Tendo a chance de fazer de Obi-Wan Kenobi a série de Star Wars mais cinematograficamente coesa até aqui, Deborah Chow lembra em muito pouco a diretora que mostrou ser em The Mandalorian. Apesar de comandar todos os seis episódios da produção, ela perde o domínio de tom logo no capítulo de abertura, mostrando grande dificuldade no controle de cenas de ação e permitindo que momentos de tensão se tornem cômicos e constrangedores. A perseguição de Vect Nokru (Flea, do Red Hot Chilli Peppers) à jovem princesa Leia, em uma floresta genérica e desinteressante, é gravada quase toda em planos abertos — sacrificando qualquer senso de urgência; o parkour de Reva para chegar até Kenobi e a garota parece ter sido coreografado por Michael Scott (Steve Carell), de The Office, e editado por um TikToker de 12 anos; e McGregor merece um adicional de insalubridade por estrelar tantas cenas balançando um sabre de luz para cima e para baixo, tentando tornar convincente a resistência a mais de uma dezena de inimigos atirando ao mesmo tempo.
Chow claramente tem maior domínio e interesse nas interações afetivas entre personagens; o ponto mais alto da minissérie. É nos diálogos mais simples de McGregor com a surpreendente Lyra Blair, a intensa Ingram ou o altamente comprometido Christensen que resta o lastro para o espectador manter-se envolvido em uma narrativa tão dispersa. Só é uma pena que haja tão pouco respiro para que esses momentos ressoem à sua maior potência: Obi-Wan Kenobi parece, ao mesmo tempo, apressada e arrastada, enfiando aquelas cenas de ação mal pensadas e mal conduzidas como pedágios em um drama com potencial. Com tamanha dificuldade em unificar delicadeza e grandiosidade, a minissérie ainda cruza o limite da bobagem que diverte, flertando com o tosco — um movimento muito mais danoso do que o que fez Robert Rodriguez em O Livro de Boba Fett, uma vez que ela mesma tenta disfarçá-lo ao voltar bruscamente à seriedade taciturna, em seus capítulos finais.
Se contasse com uma direção mais firme, ou com maior liberdade autoral (um abraço, Lucasfilm), Obi-Wan Kenobi poderia remediar seu texto disperso com a centralização da perspectiva da série em seu personagem-título, exatamente como fez o Marvel Studios em Ms.
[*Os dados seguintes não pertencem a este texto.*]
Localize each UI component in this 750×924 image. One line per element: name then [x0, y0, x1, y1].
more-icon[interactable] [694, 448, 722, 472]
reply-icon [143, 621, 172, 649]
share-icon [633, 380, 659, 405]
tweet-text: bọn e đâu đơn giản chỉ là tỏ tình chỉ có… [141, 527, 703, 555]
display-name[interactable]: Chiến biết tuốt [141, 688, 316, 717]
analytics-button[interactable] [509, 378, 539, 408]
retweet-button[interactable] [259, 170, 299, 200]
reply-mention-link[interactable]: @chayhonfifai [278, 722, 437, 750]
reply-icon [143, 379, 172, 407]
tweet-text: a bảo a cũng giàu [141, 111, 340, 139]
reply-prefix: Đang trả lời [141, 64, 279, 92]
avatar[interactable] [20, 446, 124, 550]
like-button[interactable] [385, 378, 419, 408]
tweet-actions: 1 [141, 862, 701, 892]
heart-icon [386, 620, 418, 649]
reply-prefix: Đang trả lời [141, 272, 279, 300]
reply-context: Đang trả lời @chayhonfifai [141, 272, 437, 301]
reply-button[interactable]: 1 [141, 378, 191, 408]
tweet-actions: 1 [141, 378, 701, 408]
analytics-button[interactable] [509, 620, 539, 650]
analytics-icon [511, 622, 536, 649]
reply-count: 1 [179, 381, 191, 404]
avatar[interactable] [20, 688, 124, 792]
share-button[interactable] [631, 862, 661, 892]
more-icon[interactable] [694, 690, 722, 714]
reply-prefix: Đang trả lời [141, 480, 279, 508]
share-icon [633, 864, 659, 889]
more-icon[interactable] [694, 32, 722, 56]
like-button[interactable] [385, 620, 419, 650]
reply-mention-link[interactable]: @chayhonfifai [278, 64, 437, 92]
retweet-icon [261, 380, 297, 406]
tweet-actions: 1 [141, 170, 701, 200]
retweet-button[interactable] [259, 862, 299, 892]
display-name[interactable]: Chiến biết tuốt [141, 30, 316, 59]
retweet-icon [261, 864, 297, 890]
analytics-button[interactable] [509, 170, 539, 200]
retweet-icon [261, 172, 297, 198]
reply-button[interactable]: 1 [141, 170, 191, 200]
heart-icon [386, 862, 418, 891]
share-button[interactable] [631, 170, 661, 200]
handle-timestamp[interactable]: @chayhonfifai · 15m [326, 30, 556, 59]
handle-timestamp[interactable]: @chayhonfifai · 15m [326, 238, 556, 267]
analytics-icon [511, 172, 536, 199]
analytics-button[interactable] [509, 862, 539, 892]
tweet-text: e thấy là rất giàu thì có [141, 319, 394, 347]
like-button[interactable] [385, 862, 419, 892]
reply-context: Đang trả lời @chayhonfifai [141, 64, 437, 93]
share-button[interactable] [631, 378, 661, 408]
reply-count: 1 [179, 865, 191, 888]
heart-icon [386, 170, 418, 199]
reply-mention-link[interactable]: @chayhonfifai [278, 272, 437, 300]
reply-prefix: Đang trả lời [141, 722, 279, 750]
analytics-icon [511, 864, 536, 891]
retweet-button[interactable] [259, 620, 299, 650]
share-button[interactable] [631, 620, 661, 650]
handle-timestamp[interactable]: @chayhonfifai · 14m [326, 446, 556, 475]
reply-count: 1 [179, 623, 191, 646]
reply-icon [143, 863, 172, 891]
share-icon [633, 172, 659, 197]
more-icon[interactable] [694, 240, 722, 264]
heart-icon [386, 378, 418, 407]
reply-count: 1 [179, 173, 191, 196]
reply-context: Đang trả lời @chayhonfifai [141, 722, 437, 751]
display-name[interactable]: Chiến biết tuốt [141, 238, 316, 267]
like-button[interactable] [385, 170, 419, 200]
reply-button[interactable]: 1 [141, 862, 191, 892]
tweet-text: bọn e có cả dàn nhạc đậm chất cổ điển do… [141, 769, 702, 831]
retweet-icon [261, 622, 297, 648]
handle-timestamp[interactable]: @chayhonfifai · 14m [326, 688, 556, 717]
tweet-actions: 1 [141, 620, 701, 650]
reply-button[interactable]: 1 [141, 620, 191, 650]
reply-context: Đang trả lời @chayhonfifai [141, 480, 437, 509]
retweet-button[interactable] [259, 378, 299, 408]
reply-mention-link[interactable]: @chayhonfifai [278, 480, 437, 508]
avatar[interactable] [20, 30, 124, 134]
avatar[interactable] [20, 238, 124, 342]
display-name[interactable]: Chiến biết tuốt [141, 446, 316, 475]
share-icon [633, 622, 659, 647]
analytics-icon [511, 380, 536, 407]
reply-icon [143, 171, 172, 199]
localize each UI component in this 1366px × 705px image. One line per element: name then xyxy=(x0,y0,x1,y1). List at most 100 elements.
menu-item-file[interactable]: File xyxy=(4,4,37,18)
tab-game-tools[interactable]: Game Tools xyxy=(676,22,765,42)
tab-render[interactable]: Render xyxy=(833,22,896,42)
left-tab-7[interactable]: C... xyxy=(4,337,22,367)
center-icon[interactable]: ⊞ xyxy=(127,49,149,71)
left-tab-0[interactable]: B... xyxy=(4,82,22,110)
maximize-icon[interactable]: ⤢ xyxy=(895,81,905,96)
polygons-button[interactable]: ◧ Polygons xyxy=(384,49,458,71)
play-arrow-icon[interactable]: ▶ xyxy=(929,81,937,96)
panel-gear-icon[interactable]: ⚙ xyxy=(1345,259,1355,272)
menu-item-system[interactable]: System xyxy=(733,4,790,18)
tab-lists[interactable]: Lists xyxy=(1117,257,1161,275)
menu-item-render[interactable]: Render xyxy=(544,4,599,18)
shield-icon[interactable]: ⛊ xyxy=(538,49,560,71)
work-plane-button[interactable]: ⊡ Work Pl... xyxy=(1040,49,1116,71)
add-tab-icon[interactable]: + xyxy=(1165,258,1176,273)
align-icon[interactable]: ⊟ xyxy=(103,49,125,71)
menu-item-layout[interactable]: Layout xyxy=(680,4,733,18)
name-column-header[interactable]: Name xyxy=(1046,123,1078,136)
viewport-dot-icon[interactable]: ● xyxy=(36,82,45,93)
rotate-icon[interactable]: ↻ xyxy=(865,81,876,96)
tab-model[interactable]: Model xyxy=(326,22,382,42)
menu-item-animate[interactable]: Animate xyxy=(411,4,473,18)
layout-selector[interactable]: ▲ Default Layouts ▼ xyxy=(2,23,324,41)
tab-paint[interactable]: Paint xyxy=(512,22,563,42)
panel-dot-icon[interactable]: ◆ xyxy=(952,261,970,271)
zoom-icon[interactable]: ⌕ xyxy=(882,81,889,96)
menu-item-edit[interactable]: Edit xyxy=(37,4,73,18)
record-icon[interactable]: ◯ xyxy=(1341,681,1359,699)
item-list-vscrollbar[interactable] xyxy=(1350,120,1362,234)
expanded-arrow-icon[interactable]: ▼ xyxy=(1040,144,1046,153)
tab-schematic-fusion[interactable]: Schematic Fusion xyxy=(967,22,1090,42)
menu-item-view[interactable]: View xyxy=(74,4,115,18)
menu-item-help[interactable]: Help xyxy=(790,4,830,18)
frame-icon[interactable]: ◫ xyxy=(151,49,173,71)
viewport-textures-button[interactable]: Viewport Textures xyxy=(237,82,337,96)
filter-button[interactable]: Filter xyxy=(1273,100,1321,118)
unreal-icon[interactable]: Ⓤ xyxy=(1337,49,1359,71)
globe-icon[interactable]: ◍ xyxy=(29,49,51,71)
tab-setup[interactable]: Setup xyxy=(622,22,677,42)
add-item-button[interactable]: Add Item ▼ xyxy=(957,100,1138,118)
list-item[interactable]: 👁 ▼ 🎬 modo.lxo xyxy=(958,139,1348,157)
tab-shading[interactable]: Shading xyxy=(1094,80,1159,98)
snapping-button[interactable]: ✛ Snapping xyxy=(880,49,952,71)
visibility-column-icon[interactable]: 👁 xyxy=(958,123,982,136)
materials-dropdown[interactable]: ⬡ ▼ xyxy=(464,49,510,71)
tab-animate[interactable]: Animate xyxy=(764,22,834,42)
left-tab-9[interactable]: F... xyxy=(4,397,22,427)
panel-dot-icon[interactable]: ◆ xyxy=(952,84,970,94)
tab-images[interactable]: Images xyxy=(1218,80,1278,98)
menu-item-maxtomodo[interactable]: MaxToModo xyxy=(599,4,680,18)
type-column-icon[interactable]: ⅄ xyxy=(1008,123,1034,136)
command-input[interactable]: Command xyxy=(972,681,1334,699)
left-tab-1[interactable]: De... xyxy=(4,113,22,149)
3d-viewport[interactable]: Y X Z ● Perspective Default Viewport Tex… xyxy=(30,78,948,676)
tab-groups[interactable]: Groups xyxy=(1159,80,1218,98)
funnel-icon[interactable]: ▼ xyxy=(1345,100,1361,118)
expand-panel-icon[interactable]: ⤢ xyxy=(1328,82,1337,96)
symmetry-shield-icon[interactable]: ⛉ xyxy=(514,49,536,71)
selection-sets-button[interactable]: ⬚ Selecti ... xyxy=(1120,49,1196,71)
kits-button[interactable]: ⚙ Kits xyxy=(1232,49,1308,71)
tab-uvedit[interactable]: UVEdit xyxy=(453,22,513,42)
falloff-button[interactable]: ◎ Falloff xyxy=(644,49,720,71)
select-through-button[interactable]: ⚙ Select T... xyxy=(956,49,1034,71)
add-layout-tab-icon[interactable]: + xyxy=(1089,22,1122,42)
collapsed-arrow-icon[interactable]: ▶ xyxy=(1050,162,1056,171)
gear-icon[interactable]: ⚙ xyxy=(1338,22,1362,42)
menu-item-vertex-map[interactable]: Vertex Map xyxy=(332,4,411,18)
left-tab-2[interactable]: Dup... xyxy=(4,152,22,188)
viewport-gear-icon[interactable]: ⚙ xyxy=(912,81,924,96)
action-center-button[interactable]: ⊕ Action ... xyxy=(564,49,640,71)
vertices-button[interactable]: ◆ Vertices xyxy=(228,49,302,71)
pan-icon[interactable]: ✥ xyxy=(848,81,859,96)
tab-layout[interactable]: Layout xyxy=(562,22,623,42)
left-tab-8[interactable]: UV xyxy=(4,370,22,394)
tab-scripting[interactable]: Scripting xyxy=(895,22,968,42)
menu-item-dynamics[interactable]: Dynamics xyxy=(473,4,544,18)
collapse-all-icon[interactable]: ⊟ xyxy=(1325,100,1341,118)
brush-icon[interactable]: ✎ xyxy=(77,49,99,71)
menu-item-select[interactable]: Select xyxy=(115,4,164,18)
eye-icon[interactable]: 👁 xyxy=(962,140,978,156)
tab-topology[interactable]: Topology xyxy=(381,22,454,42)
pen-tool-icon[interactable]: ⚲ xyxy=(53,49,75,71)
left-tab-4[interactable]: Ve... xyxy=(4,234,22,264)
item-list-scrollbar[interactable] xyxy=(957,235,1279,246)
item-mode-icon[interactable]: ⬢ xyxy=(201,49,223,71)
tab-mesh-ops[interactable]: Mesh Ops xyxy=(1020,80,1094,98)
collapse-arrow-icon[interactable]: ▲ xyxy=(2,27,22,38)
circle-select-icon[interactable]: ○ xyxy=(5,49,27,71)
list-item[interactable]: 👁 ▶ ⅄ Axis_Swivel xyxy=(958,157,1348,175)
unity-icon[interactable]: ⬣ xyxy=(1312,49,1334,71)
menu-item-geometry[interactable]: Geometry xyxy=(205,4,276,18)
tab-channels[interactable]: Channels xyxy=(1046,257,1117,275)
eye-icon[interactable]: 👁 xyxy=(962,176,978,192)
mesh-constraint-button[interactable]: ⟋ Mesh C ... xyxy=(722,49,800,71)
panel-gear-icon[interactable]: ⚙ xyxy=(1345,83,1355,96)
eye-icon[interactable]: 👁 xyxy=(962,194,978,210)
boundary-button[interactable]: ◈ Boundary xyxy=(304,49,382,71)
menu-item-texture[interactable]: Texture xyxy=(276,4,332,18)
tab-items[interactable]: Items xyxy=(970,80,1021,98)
Marvel. A nova série do MCU, que ironicamente dividiu as quartas-feiras do Disney+ com o mestre jedi por três semanas, promove uma imersão agressiva no ponto de vista da protagonista Kamala Khan, e usa esse mergulho consciente para atribuir valor e relevância ao mundo que a cerca, mesmo que muito dele seja recém-apresentado. No caso de Kenobi, isso ainda seria facilitado por toda a paixão que o personagem já desperta, há anos, graças ao apelo histórico de Star Wars. Da forma que foi conduzido, entretanto, esse trunfo tornou-se um peso; ao migrar seus olhos para diferentes personagens de apoio, a minissérie fica órfã de um ângulo cujo carisma fosse capaz de rivalizar com o de seu protagonista, jogando contra si mesma.
Obi-Wan e Leia caminham rumo à aventura em cena de Obi-Wan Kenobi (Disney+/Divulgação)
Se tivesse um texto melhor, ou menos preocupação em atender a todos os demográficos de consumidores da Disney simultaneamente, talvez a direção burocrática de Chow fosse remediada, afinal não é impossível construir de forma competente e envolvente uma história que salte entre pontos de vista diferentes. Tudo Em Todo o Lugar ao Mesmo Tempo, um dos melhores filmes do ano (e de todos os tempos), consegue perfeitamente pontuar os anseios e desenhar as personalidades de seus principais personagens, mesmo que se admita primariamente uma jornada de uma personagem só. Obi-Wan Kenobi, por outro lado, faz de personagens como Haja e Roken instrumentos vazios que só servem a dois propósitos: justificar soluções mágicas em benefício do mestre jedi e professar uma suposta preocupação com representatividade e diversidade que vai só até a página dois, já que ambos acabam como tokens vazios. O equilíbrio desses objetivos existe com Reva e Tala, mas ambas teriam muito mais espaço e impacto em seu desenvolvimento caso a série apresentasse mais foco, objetividade e esmero na junção de suas partes.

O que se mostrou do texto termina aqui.